At Eternity’s Gate appears in an aspect ratio of approximately 2.40:1 on this Blu-ray Disc. I felt pleased with this strong transfer.
Overall sharpness worked fine. A smidgen of softness crept into a handful of elements, but those instances didn’t trouble me. Instead, the majority of the flick provided solid delineation.
The image lacked shimmering or jaggies, and no edge haloes materialized. As one would expect from a brand-new movie, print defects failed to mar the picture.
In terms of palette, Gate opted for a mix of yellows and blues to reflect much of van Gogh’s art. These looked solid, as the Blu-ray reproduced them well.
Blacks came across as dark and deep, while shadows seemed smooth and concise. Overall, the transfer worked nicely.
No one anticipates a dynamic soundscape from a character piece like Infinity, and the DTS-HD MA 5.1 track matched my expectations. Music used the various channels well to become an active partner, and effects added a bit of life to the proceedings.
Nature scenes broadened sonic horizons to a minor degree, as they brought us atmospheric information. Nothing I’d call memorable occurred, though.
Audio quality seemed good. Speech remained concise and crisp, with no edginess or related concerns.
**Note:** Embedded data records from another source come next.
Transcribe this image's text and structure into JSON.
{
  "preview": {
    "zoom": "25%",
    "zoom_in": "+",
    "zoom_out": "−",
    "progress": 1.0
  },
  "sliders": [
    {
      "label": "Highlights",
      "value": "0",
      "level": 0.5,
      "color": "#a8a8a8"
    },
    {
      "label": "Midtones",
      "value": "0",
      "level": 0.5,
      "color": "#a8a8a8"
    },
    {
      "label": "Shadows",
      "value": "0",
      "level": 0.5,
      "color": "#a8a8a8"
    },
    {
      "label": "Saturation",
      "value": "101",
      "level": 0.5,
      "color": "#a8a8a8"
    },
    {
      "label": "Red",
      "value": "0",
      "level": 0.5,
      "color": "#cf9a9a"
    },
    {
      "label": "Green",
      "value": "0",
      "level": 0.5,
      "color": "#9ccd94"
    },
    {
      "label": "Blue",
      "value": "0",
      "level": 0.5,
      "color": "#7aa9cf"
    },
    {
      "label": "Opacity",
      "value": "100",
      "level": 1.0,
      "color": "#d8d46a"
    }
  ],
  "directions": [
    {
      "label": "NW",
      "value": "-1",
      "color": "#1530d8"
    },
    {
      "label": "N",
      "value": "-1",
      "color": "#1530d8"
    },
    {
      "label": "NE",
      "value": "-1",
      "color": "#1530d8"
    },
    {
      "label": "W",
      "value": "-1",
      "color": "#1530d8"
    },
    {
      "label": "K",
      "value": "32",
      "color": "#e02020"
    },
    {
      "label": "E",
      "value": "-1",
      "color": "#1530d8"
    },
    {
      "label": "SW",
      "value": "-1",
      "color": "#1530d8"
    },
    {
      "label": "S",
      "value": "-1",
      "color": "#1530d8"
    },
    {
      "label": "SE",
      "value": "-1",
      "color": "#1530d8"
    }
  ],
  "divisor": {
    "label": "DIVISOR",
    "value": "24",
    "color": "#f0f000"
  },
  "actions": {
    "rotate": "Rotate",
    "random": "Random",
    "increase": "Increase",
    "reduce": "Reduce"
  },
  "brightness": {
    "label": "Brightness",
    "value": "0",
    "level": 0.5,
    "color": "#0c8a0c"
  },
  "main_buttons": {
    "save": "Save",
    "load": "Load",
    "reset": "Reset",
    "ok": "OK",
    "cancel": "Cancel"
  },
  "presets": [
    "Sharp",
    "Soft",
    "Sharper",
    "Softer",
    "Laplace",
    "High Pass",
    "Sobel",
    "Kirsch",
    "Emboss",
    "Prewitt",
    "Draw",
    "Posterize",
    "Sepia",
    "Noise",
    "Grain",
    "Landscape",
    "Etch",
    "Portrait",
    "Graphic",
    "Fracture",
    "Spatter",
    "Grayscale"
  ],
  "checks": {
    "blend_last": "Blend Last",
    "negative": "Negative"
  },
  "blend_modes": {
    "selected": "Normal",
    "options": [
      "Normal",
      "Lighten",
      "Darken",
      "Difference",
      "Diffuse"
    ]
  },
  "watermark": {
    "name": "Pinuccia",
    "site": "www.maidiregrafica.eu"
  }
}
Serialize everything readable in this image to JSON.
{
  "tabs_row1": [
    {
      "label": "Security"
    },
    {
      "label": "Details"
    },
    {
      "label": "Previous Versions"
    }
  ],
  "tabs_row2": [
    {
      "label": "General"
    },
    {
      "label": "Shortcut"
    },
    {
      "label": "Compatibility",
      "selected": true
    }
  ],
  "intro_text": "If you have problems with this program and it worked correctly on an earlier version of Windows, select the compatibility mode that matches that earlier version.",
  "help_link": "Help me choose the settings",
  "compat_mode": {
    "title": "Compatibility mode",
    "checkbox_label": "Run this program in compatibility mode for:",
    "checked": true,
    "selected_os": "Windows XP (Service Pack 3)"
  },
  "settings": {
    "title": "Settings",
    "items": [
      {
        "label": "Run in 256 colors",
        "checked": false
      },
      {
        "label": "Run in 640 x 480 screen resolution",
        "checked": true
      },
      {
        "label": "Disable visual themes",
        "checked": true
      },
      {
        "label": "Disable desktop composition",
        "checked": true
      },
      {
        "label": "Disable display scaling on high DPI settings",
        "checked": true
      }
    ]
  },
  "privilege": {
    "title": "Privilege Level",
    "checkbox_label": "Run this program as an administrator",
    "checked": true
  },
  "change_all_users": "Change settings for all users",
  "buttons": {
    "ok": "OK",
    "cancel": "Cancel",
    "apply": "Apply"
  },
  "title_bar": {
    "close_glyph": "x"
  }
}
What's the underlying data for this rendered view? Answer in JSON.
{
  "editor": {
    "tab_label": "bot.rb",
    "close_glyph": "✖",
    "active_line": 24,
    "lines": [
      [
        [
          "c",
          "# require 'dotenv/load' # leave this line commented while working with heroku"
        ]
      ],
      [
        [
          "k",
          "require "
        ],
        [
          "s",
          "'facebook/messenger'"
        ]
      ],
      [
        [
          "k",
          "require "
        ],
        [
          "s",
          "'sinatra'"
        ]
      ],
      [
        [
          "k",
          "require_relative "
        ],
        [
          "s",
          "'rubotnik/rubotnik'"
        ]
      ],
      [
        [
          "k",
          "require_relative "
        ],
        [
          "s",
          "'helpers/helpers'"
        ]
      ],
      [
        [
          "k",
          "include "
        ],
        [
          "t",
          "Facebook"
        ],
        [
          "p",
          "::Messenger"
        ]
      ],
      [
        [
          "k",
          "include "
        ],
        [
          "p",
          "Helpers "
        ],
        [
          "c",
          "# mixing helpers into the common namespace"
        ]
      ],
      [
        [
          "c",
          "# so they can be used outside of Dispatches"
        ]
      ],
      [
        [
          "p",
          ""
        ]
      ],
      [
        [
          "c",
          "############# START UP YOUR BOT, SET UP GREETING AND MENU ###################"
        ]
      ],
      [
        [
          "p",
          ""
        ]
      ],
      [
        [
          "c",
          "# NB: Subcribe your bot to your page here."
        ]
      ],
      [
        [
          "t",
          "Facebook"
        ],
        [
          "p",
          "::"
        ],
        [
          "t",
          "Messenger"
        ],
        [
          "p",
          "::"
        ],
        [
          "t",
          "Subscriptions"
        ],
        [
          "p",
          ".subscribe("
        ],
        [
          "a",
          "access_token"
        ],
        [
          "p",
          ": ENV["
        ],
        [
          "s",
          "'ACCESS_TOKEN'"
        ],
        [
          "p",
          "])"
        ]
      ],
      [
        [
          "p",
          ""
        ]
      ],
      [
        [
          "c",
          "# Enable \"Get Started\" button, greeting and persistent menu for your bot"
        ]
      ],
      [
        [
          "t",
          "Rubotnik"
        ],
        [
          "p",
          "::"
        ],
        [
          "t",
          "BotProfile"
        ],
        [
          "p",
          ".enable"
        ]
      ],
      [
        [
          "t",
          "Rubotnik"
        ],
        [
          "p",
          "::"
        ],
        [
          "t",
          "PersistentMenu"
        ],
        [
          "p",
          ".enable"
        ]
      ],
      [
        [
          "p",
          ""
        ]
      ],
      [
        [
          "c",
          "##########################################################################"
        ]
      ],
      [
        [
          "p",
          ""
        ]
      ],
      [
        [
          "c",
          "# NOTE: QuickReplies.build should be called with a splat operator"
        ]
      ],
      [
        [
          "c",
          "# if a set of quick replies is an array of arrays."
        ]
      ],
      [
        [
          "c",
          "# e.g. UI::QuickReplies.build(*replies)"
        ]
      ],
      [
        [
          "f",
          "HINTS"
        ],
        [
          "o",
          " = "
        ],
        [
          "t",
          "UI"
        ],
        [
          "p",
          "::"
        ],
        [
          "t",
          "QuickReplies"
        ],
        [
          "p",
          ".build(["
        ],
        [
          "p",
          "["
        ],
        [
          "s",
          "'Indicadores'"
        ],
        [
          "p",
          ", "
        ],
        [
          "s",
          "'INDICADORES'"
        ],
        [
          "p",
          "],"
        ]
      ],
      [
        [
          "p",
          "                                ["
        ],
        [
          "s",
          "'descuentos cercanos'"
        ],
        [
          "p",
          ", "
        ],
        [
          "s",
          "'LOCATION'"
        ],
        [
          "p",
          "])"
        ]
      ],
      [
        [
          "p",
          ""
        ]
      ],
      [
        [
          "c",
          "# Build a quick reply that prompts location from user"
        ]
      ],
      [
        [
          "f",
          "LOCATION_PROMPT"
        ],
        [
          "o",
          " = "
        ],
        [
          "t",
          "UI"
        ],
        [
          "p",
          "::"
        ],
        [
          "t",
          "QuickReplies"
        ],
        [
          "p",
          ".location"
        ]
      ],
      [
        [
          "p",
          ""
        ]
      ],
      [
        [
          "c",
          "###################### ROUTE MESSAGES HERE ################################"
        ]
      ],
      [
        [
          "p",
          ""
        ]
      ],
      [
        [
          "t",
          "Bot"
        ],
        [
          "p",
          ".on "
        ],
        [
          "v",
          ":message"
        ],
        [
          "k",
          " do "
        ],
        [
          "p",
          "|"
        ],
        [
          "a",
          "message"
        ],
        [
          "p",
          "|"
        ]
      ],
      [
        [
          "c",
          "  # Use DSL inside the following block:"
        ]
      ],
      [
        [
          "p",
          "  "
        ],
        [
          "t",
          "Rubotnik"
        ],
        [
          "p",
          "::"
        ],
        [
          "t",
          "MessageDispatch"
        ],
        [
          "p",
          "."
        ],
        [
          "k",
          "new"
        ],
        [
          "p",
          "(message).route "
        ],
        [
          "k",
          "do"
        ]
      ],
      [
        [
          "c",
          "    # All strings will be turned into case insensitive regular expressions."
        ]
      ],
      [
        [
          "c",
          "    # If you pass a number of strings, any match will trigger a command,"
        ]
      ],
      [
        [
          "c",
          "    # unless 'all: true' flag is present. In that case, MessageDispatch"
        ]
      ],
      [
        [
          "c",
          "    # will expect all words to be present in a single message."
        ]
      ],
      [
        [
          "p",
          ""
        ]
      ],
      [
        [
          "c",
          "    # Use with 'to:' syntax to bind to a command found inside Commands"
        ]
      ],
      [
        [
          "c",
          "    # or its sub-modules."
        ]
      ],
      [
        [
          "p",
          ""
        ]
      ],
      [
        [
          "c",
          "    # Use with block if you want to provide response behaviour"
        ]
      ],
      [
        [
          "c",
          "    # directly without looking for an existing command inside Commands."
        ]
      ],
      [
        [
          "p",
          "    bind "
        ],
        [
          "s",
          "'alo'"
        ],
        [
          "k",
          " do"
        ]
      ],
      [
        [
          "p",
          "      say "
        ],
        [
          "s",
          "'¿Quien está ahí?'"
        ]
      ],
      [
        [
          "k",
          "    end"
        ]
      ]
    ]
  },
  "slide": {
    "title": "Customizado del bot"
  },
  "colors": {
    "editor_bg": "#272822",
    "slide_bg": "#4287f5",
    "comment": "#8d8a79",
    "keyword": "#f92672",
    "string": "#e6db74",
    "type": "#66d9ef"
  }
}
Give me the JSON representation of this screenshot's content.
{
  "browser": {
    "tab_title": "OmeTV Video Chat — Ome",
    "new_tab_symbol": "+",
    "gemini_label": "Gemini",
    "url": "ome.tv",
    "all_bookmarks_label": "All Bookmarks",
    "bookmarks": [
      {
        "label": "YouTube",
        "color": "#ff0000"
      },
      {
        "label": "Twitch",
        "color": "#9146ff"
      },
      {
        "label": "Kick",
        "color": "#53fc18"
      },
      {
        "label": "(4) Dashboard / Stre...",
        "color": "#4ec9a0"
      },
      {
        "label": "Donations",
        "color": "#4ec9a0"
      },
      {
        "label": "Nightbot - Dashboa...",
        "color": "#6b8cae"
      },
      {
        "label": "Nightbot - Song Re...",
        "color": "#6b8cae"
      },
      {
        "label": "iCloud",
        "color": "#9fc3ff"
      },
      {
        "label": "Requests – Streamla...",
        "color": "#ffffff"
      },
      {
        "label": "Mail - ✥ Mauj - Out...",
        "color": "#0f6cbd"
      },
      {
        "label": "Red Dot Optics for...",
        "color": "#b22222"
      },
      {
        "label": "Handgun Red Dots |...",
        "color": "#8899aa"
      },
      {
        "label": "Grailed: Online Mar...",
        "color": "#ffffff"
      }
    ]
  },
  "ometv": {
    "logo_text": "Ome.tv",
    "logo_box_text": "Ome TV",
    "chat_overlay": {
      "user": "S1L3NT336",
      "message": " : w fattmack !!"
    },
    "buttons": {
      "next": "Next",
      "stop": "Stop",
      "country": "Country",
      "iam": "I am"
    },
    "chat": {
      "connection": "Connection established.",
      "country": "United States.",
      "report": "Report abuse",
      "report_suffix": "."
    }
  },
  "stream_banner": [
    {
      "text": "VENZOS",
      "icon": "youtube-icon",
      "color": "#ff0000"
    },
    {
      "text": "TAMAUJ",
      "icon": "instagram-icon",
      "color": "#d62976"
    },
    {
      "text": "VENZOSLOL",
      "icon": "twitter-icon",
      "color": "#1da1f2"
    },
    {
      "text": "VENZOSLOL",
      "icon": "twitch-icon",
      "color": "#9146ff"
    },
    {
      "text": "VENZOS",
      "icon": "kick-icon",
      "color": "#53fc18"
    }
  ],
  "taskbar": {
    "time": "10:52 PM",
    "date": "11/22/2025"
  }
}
Music fared best of all, as the score appeared lush and full. Effects lacked much prominence, but they remained accurate and dynamic enough. This became a “B-” mix.
A few extras appear, and we get an audio commentary from co-writer/co-editor/director Julian Schnabel and co-writer/co-editor Louise Kugelberg. Both sit together for this running, screen-specific chat about historical elements and liberties, story/characters, cast and performances, sets and locations, photography and editing, music, and the depiction of art.
My only complaint here stems from dead air, as Schnabel and Kugelberg go MIA a little too often. Nonetheless, that trait doesn’t become a substantial problem, and the commentary offers enough useful information to compensate for the gaps.
Three short featurettes follow: Made By a Painter (2:37), Channeling van Gogh (2:16) and Vision of van Gogh (2:09). Across these, we hear from Schnabel, Kugelberg, co-writer Jean-Claude Carrier, director of photography Benoit Delhomme and actors Willem Dafoe, Rupert Friend and Oscar Isaac.
These look at Schnabel’s approach to the material, cast and performances, and visual techniques. A few good nuggets emerge, but these remain promotional in nature.
The disc opens with ads for Five Feet Apart and Ben Is Back. We also get the trailer for Gate.
With a strong lead performance and an engaging emotional sensibility, At Eternity’s Gate provides a compelling film. We get a dramatic glimpse of Vincent van Gogh’s final years in a package that never panders. The Blu-ray offers very good picture as well as appropriate audio and a few supplements. Gate touches on its subject well.